Tuesday, January 6, 2015

Love at First Swipe


I often wonder what it is like to live in the non-millennial generation. A world without all the technology. A world where you are not constantly connected. A world unplugged, un-bothered, and full of face-to-face communication versus text to text, chat to chat, screen to screen, snap to snap-you catch my drift.

I want to unplug from this generation & 
Plug into an old one.


I find myself battling between hating technology and admiring it for its everything. From adoring our celebrities and getting a simple retweet or favorite, the internet gives you connections that would be impossible for you to ever achieve. You can fall in love with strangers who share similar interests and form friendships across states and oceans. These relationships seem so real because they are real in their own reality- but the reality is they are just a reality through the screen.

You have no idea what this person is actually like. Are they real? Are you going to end up on Catfish? Do they actually relate to you at all? You more than likely will never know. One of the many downfalls of the limitless connections you may make. It may seem like you are perfect for each other; you are only perfect for each other in that realm. That reality. That reality will a majority of the time never break free because it is your escape. The internet is our escape from the real world around us. When real life communication ceases to amuse us, we run to the webs of communication that internet offers us. We find comfort in it and that comfort only works because it is not reality. I am not being pessimistic. I am a firm believer that dreams can become a reality if you put hard work into it. I am just being a realist in the chances of things you love online being something you love in the real world.

It just does not seem likely.


That all aside, we cannot deny how spectacular it is that we can make connections like these. Sure, I still wish snail mail was a thing and the art of letter writing would make a comeback- but the internet is abundant. While it is amazing for connecting the world together and finding people you relate to everywhere and creating this alter-reality, it seems to make it more difficult to find a connection simply with someone nearby

When is the last time you got a number some place other than the internet? Besides old friends, I honestly could not tell you that last time I did. The alter-reality of the internet is crashing into real life making real dating a thing of the past.

 

Love at first sight has turned into love at first swipe, friend request, tweet, poke, or match. 


The fairytale romances are far and few because we have let our lives run on technology. We strive to find the love of our lives, while hiding behind our internet alter ego. We can fall in love conveniently while we brush our teeth, binge watch television, or while we are out with friends. The internet has found a way to make "falling in love" or "hooking up" like a fast food drive thru. Here is a fine new specimen- new to the market. Order up before they are all gone. Presenting perfection in a profile. No one is perfect, but on the internet we try to present ourselves as a perfection to someone who we think should be our soulmate. We pick the best pictures, omitting the ones where you look your actual size or do not have perfect makeup or hair. We leave out the quirks that make us our reality. The truth is as much as we hope to have that true, love at first sight moment, we will settle for the swipes and friend requests because we just want to be loved.

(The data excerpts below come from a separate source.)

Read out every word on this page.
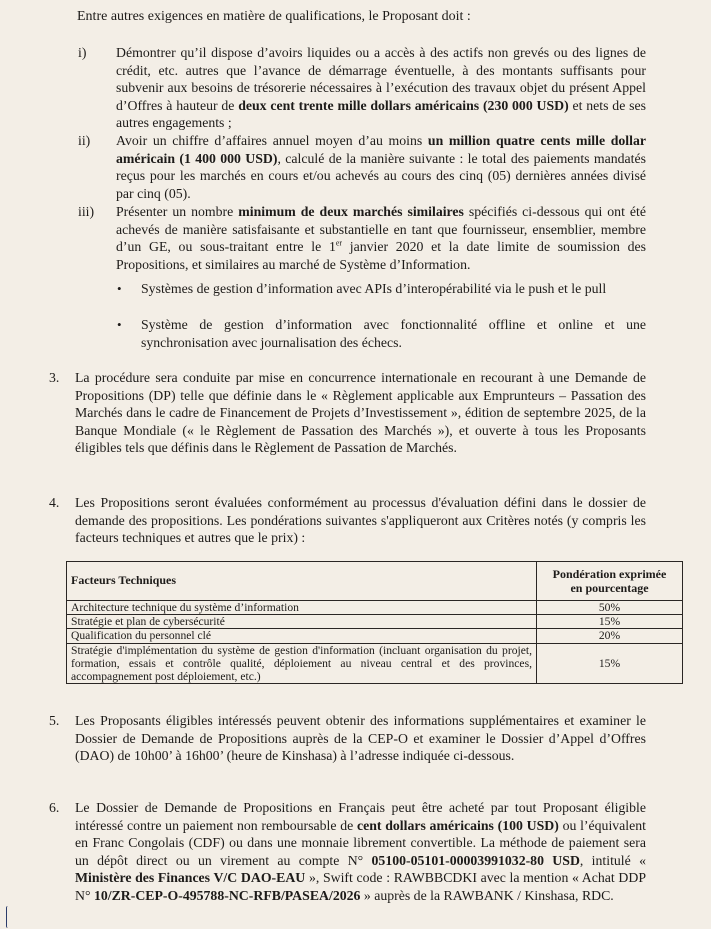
Entre autres exigences en matière de qualifications, le Proposant doit :
i) Démontrer qu’il dispose d’avoirs liquides ou a accès à des actifs non grevés ou des lignes de crédit, etc. autres que l’avance de démarrage éventuelle, à des montants suffisants pour subvenir aux besoins de trésorerie nécessaires à l’exécution des travaux objet du présent Appel d’Offres à hauteur de deux cent trente mille dollars américains (230 000 USD) et nets de ses autres engagements ;
ii) Avoir un chiffre d’affaires annuel moyen d’au moins un million quatre cents mille dollar américain (1 400 000 USD), calculé de la manière suivante : le total des paiements mandatés reçus pour les marchés en cours et/ou achevés au cours des cinq (05) dernières années divisé par cinq (05).
iii) Présenter un nombre minimum de deux marchés similaires spécifiés ci-dessous qui ont été achevés de manière satisfaisante et substantielle en tant que fournisseur, ensemblier, membre d’un GE, ou sous-traitant entre le 1er janvier 2020 et la date limite de soumission des Propositions, et similaires au marché de Système d’Information.
• Systèmes de gestion d’information avec APIs d’interopérabilité via le push et le pull
• Système de gestion d’information avec fonctionnalité offline et online et une synchronisation avec journalisation des échecs.
3. La procédure sera conduite par mise en concurrence internationale en recourant à une Demande de Propositions (DP) telle que définie dans le « Règlement applicable aux Emprunteurs – Passation des Marchés dans le cadre de Financement de Projets d’Investissement », édition de septembre 2025, de la Banque Mondiale (« le Règlement de Passation des Marchés »), et ouverte à tous les Proposants éligibles tels que définis dans le Règlement de Passation de Marchés.
4. Les Propositions seront évaluées conformément au processus d'évaluation défini dans le dossier de demande des propositions. Les pondérations suivantes s'appliqueront aux Critères notés (y compris les facteurs techniques et autres que le prix) :
Facteurs Techniques	Pondération exprimée
en pourcentage
Architecture technique du système d’information	50%
Stratégie et plan de cybersécurité	15%
Qualification du personnel clé	20%
Stratégie d'implémentation du système de gestion d'information (incluant organisation du projet, formation, essais et contrôle qualité, déploiement au niveau central et des provinces, accompagnement post déploiement, etc.)	15%
5. Les Proposants éligibles intéressés peuvent obtenir des informations supplémentaires et examiner le Dossier de Demande de Propositions auprès de la CEP-O et examiner le Dossier d’Appel d’Offres (DAO) de 10h00’ à 16h00’ (heure de Kinshasa) à l’adresse indiquée ci-dessous.
6. Le Dossier de Demande de Propositions en Français peut être acheté par tout Proposant éligible intéressé contre un paiement non remboursable de cent dollars américains (100 USD) ou l’équivalent en Franc Congolais (CDF) ou dans une monnaie librement convertible. La méthode de paiement sera un dépôt direct ou un virement au compte N° 05100-05101-00003991032-80 USD, intitulé « Ministère des Finances V/C DAO-EAU », Swift code : RAWBBCDKI avec la mention « Achat DDP N° 10/ZR-CEP-O-495788-NC-RFB/PASEA/2026 » auprès de la RAWBANK / Kinshasa, RDC.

& I think it is time we stopped that.


Why should we settle to fall in love with someone who swiped us because they found us attractive? Why should we think that just because they accepted a friend request that we are meant to be?

In my opinion, that is a sick reality. I do not mean to sound like a hypocrite. I am just stating something that has been bothering me for awhile.I have had a Tinder. And while it was an interesting few months, it did not bring me any satisfaction. All it brought me is new people, to another platform, that has yet to really go anywhere.

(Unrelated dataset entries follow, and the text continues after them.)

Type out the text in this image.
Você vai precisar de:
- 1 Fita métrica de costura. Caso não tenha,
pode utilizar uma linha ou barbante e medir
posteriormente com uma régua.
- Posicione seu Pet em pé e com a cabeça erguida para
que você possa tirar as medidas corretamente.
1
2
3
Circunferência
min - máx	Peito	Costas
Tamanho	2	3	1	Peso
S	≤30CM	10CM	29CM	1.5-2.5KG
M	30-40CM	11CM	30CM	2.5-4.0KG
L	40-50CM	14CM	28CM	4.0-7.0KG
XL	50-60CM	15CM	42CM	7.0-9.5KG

The fact of the matter is we bring a relationship from one platform to another, but to get it to launch to real life is still the trick. Because all these platforms interweave a common concept that  a majority are simply just there to "hook-up". These platforms are making being a lady or gentlemen a thing of the past. It seems both types are far and few and in-between that you give up before you find the person you were aiming to meet. And if you give someone a chance, and give them your number, you risk knowing where this next platform is going to take you. Are you going to be a booty call? Are you ever going to meet in reality? Are you going to text endlessly, then just disappear? Is anything even going to come out of this?

And from my experience and many friends experiences, nothing ever will. 

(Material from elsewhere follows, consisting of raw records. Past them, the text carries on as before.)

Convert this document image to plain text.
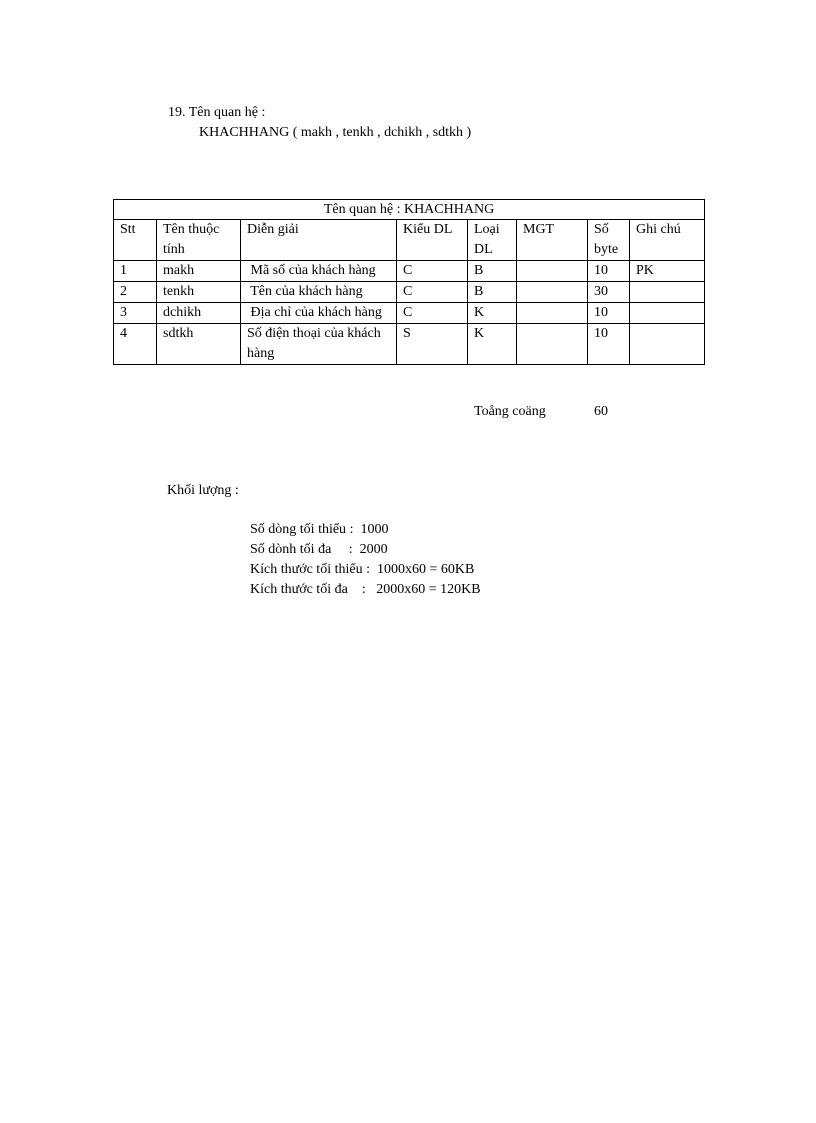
19. Tên quan hệ :
KHACHHANG ( makh , tenkh , dchikh , sdtkh )
Tên quan hệ : KHACHHANG							
Stt	Tên thuộc tính	Diễn giải	Kiểu DL	Loại DL	MGT	Số byte	Ghi chú
1	makh	Mã số của khách hàng	C	B		10	PK
2	tenkh	Tên của khách hàng	C	B		30	
3	dchikh	Địa chỉ của khách hàng	C	K		10	
4	sdtkh	Số điện thoại của khách hàng	S	K		10	
Toång coäng	60
Khối lượng :

Số dòng tối thiểu :  1000

Số dònh tối đa     :  2000

Kích thước tối thiểu :  1000x60 = 60KB

Kích thước tối đa    :   2000x60 = 120KB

If you want to break the barrier of a textual relationship, you have to keep in mind that most people will have no memory of what has been said. Words exchanged frequently in small doses do not typically register with people. That is one of the biggest flaws of these relationships. Really, how well do you know that person if you do not even know their middle or even last name?  Falling in love should not include all the drama that technology brings. We should not have to question ones affection by the amount of time they take to respond or if they opened your snap and did not reply. It is absolutely ridiculous. 

While I secretly hope that maybe one day my internet celebrity love or texting encounters turn into more, I am level headed enough to know that more than likely they will not. And so that is why I am single. I am waiting for the day I meet someone who I can simply go on a date with and get to know. And hopefully, eventually I will find a guy genuinely wants to get to know me, my past, present, flaws, and quirks. All of it. Because that is where relationships form. They form in between the getting to know one another and the realizing that who they are intertwines perfectly with who you are. There should never be any pretending, acting, or changing. If you present yourself for what you truly are, you will find the person meant for you.

At least that is what I would like to think.


I know I write a lot on the topic of being single and alone in this generation. It is because it is my reality and it seems to be something burdening so many people around me. I have guys flock to me because they think I am sad to be alone. Sure, being single can be lonely- but that is what friends, family, books, and movies are for. Surrounding myself with things I love is making me a better person. For a long time, I became this superficial person- I hate to admit it, but I was not a good person. I judged people solely on their appearance or the appearance of their social media. I wanted people to love me. The problem with that is I obviously did not love myself. Loving yourself should come first. I choose to be single because [one] relationships are really hard and take a lot of work, [two]  I am pretty weird and have not found somebody who embraces that, [three] I am working on living a healthier life and I fear throwing somebody else into the fix might ruin my progress, [four] too many people run away the second they hear "gluten-free" (you think I am joking, but sadly, this point is incredibly true, and [five] not a lot of people have tried to get to know who I am. They try to force themselves into my life, make fun of my interests, or solely comment on my looks. None of those things are impressive to me. 


I'm Simply Unimpressed Shelby Sue


P.s. I felt the need to clarify that because it seems to be confusing a lot of people lately and I really hate confusion.